Los miembros del grupo de Los Interesantes acaban brillando de forma desigual. Ethan es el que triunfa de forma más ostentosa con su serie de animación «Figland» (una especie de «Los Simpsons» mucho más de autor) y, aunque inicialmente (y eternamente) muestra un interés sentimental en Jules, acaba emparejándose con Ash, la mejor amiga de la protagonista que obtendrá un éxito en el campo del teatro feminista no se sabe muy si porque puede permitir perseverar en ello gracias al colchón de su familia y su marido o porque tiene verdadero talento. Jonah, el hijo de una cantante folk famosa, vivirá toda su vida de espaldas a su propio talento musical por culpa de un trauma de infancia. Wolfman, el hermano de Ash, tendrá que desaparecer del mapa tras un suceso turbio… Y, así, a la fuerza, Jules y sus amigos tendrán que enfrentarse a las múltiples decepciones que van forjando la existencia adulta humana. Tendrán que sobreponerse a la facilidad de las comparaciones, de criticar la suerte ajena y cubrir la mediocridad propia con un lamento de clase baja.

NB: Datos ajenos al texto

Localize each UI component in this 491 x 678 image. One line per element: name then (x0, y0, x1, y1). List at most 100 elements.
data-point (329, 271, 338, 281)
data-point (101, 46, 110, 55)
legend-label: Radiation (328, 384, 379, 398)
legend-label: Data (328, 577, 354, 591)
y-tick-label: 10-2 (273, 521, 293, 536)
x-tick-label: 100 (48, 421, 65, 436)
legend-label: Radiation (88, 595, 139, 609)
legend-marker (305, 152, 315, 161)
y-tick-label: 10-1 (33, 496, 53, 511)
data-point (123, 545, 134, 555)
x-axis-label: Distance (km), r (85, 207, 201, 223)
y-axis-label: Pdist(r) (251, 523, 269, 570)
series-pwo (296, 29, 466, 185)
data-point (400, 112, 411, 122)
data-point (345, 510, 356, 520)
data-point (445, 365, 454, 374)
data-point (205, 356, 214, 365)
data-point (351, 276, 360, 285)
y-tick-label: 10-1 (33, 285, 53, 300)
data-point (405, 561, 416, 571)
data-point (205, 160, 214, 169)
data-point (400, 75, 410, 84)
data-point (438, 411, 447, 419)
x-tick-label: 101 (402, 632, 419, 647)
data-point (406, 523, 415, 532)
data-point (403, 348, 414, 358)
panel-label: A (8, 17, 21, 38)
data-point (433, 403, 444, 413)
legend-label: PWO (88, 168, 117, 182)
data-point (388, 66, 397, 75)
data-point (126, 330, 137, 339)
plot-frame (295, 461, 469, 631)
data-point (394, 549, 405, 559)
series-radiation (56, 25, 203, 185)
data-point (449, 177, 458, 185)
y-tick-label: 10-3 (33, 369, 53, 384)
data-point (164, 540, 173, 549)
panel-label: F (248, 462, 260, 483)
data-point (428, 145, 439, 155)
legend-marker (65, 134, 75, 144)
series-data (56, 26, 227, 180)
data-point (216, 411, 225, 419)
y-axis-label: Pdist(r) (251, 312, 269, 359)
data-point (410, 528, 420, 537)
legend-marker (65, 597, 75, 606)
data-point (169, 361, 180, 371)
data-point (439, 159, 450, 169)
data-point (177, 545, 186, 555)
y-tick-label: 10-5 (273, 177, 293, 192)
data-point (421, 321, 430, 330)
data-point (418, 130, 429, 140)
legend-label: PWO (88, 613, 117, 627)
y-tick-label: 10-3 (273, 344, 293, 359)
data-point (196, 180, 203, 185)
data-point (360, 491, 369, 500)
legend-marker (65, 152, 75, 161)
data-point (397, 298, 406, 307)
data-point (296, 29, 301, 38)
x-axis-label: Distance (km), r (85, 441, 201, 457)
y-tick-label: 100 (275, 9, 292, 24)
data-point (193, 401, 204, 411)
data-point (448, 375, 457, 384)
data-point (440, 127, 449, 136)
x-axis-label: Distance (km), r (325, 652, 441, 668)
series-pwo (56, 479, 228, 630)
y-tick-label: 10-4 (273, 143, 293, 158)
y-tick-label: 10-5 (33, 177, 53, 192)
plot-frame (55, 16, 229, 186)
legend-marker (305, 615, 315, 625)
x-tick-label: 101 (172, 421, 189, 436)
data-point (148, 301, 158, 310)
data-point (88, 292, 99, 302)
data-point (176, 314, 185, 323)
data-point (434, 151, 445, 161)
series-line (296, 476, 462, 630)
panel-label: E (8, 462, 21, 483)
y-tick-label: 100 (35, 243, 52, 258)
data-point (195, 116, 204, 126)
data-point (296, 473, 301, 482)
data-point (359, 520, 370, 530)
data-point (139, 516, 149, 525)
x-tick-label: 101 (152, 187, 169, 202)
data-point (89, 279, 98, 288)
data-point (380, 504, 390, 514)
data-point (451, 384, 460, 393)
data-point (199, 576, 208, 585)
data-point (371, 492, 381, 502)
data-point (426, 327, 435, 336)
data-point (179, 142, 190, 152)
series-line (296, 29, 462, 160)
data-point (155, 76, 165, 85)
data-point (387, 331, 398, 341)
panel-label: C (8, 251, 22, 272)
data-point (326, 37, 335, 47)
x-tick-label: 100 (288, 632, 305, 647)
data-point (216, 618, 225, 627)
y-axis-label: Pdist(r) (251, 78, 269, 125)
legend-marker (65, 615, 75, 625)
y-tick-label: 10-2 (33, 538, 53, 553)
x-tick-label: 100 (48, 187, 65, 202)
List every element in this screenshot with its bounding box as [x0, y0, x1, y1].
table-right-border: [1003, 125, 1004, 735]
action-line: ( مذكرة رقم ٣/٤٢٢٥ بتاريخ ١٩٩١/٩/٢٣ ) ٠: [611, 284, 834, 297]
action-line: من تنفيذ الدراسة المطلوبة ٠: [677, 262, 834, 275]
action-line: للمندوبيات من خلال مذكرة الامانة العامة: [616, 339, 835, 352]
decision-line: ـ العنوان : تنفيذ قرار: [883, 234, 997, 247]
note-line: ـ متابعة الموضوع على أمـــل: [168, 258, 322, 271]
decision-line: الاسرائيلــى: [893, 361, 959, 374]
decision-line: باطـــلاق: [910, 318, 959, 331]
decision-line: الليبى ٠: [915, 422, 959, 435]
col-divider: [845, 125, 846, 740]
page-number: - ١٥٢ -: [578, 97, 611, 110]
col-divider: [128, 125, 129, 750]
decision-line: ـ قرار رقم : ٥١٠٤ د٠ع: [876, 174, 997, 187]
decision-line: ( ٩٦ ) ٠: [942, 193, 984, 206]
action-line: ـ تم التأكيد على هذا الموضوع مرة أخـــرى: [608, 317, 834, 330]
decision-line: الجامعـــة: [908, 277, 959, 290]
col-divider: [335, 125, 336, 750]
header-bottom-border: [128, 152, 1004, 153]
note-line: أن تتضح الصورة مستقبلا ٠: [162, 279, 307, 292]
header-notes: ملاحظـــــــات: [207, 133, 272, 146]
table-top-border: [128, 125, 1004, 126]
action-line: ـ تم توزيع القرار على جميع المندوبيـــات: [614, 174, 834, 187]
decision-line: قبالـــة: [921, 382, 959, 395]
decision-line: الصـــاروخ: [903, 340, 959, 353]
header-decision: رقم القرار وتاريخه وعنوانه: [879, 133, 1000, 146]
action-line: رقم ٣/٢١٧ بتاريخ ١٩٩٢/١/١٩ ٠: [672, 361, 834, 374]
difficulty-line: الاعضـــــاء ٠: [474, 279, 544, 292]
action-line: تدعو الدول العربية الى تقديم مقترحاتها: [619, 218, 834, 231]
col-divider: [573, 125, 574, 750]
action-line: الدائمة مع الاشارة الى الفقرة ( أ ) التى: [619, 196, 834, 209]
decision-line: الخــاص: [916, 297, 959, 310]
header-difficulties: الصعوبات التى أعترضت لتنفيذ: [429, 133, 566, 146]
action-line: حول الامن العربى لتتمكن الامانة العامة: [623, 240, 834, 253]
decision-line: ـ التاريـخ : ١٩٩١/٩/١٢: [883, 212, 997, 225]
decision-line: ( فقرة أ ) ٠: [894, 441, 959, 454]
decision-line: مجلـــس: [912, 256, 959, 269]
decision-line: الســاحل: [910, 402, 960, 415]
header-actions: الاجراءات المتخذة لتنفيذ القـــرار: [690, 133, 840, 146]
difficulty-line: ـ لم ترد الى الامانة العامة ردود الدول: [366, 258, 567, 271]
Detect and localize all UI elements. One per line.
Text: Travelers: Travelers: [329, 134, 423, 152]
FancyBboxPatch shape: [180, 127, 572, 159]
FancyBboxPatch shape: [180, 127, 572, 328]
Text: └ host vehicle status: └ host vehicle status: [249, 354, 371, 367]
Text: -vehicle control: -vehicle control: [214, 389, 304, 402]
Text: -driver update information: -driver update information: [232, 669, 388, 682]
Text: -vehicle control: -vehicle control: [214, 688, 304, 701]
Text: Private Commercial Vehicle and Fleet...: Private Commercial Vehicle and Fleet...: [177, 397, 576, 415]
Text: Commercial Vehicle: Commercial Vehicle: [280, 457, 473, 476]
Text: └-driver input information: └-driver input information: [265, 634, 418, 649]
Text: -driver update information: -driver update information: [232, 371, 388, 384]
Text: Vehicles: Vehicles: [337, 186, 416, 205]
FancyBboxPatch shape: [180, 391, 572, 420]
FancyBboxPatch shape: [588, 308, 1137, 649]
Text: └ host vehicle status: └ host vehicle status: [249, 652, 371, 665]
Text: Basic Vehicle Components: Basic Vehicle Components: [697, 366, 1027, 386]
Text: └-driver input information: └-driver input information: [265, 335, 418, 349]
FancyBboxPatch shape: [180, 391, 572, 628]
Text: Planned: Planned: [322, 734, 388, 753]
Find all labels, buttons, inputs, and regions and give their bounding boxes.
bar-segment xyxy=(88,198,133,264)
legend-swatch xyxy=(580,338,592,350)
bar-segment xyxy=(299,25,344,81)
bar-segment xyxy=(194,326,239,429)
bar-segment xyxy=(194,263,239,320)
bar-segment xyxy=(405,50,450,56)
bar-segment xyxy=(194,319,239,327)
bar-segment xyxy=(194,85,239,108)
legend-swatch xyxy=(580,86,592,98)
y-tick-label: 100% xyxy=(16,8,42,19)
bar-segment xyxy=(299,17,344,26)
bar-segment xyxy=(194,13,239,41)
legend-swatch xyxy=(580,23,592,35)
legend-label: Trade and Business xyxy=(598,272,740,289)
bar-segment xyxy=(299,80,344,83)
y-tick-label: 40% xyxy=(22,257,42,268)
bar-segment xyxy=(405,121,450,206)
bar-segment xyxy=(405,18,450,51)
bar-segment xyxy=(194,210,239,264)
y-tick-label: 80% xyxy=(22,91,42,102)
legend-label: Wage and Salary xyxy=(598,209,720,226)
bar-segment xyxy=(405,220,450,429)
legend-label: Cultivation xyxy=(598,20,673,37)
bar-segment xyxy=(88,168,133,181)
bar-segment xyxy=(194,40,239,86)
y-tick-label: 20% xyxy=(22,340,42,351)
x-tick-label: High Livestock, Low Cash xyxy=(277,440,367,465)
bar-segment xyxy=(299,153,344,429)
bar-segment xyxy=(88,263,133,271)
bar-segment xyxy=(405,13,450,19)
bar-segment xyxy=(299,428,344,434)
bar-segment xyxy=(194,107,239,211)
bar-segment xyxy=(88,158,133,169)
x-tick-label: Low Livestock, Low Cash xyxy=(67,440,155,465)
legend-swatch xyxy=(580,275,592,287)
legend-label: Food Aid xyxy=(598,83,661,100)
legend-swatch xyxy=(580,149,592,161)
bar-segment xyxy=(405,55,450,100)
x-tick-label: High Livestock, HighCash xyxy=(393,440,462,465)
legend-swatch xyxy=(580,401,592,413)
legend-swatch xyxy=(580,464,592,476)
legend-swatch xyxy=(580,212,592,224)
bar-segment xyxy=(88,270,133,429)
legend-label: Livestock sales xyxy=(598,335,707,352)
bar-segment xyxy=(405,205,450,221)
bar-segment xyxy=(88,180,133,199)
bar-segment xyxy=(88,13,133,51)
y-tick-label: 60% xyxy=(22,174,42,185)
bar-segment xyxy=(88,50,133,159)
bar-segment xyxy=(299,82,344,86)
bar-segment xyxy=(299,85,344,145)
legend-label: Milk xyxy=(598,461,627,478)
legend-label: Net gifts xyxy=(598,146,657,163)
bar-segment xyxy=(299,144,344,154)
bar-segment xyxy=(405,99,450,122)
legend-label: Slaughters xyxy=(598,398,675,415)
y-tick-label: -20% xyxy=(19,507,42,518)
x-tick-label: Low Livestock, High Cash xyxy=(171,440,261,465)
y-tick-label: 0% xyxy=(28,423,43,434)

Uno de los aciertos más sublimes de Wolitzer es, además, la estructura con la que presenta esta historia río. Cada capítulo tiene una especie de hilo central que narra una vivencia de alguno de los personajes. Pero, a partir de ahí, ese hilo central va espoleando recuerdos que van adelante y atrás, que van conformando un puzzle deliciosamente desordenado que tiene una coherencia interna emocional y conceptual mucho más poderosa que la temporal. Cada episodio de «Los Interesantes» es un pequeño gran caos del que se acaba extrayendo una imagen clara y profunda… Como la vida misma. Como esta existencia que, pasada cierta edad, somos incapaces de vivir de forma lineal porque, al fin y al cabo, los recuerdos se van interponiendo una y otra vez en nuestro camino.
Y así, con la cronología alterada pero con los sentidos abiertos al máximo, «Los Interesantes» llegan a un final que sólo puede pasar por la aceptación de otro tabú: «No hacía falta ser siempre el que deslumbra, el explosivo, el que hace partirse de risa a la gente, con el que todos quieren acostarse o el que escribe e interpreta una obra de teatro que todos ovacionan. Podrías dejar de obsesionarte con la idea de ser interesante. Y en cualquier caso, la definición podía cambiar«. Vivimos en la era del refuerzo positivo, de la corrección política, de la crítica positiva (o, directamente, de la ausencia de crítica), de la sobreprotección de los niños y la necesidad de hacerles creer que serán grandes, que serán famosos, que tendrán éxito. Que son y siempre serán especiales. Meg Wolitzer, con la mayor de las dulzuras, te invita en «Los Interesantes» a que dejes de vivir esta mentira. Duele admitir que no eres especial. Que eres uno del montón. Pero más duele vivir aferrándose a un fantasma que hace mucho tiempo que se desvaneció en el aire sin dejar ni rastro.